Fracture reductions are an excellent example of when propofol is the ideal agent. With its rapid onset of action and short duration, propofol provides excellent sedation and muscle relaxation that facilitates the manipulation of fractures. Because it does not have analgesic properties, propofol must be used in conjunction with a short acting opiate such as fentanyl. Appropriate monitoring by personnel who are prepared to deal with potential transient respiratory depression and hypotension are mandatory. Ketamine would be another good choice for this scenario. While it will take longer to act and subsequently wear off, it provides analgesia and sedation, and causes less cardiorespiratory depression.

CASE 3

Sedation of an infant may be required for cooperation with radiological investigations such as computed tomography. For these patients, rectal thiopental works very well. It has a relatively quick onset and does not impair the neurological status of the patient for a prolonged period of time.
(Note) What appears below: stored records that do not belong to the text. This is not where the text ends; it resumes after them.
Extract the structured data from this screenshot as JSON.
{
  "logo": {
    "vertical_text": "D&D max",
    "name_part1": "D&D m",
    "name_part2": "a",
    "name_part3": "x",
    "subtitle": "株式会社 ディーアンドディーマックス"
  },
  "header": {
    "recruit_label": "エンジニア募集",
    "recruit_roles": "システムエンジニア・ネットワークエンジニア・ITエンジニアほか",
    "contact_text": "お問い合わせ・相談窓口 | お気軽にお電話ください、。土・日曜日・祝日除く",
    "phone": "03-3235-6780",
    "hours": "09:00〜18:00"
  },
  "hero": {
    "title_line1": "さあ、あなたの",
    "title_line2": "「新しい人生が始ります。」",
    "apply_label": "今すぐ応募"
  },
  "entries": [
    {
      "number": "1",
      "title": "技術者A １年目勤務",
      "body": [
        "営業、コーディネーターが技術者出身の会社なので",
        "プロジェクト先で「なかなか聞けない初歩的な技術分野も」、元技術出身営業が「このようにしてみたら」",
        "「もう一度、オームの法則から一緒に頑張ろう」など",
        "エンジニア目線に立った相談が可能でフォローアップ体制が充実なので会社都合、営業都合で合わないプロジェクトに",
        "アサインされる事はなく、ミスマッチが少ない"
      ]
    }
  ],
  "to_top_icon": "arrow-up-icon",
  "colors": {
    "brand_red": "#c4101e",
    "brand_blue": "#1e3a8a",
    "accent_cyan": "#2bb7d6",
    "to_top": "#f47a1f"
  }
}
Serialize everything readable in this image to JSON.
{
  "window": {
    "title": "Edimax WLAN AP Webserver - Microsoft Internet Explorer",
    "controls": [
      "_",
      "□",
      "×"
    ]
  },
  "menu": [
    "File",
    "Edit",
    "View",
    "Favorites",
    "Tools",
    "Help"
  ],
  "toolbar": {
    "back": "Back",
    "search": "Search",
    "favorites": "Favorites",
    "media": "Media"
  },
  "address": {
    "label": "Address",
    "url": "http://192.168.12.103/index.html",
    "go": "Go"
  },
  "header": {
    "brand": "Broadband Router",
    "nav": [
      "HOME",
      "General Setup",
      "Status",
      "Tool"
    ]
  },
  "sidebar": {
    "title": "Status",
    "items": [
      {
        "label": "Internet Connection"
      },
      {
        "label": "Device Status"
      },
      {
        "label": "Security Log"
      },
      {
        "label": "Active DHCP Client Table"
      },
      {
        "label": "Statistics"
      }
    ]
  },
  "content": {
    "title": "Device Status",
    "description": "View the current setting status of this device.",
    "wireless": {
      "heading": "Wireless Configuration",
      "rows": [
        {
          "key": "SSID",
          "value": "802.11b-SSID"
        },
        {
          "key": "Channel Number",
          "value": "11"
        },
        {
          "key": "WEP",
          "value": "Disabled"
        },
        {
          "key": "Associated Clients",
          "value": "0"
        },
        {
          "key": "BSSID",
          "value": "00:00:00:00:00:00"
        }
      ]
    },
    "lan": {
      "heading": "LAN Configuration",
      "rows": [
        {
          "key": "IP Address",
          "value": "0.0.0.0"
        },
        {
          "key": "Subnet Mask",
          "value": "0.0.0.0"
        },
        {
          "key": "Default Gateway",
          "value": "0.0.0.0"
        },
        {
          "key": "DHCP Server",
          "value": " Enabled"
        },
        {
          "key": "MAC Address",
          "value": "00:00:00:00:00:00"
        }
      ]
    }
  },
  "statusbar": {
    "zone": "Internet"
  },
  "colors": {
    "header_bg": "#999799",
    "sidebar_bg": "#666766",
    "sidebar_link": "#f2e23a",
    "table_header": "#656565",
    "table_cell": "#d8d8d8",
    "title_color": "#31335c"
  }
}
Again, it must be used with appropriate monitoring, and physicians must be aware of and prepared for any potential respiratory depression.

SUMMARY

Oligoanalgesia and anxiety-provoking events within the paediatric ED population are problems that have short and long term negative consequences for patients, parents and health care workers. Procedural sedation is one method that employs dynamic medication titration to reduce these problems. Knowledge of the indications, pharmacology and approach to procedural sedation in the paediatric ED population often results in a more successful outcome for the child undergoing a potentially painful or anxiety-provoking experience. However, it is important for the health care worker(s) involved to be aware of and prepared for adverse events that may arise during and after the sedation experience.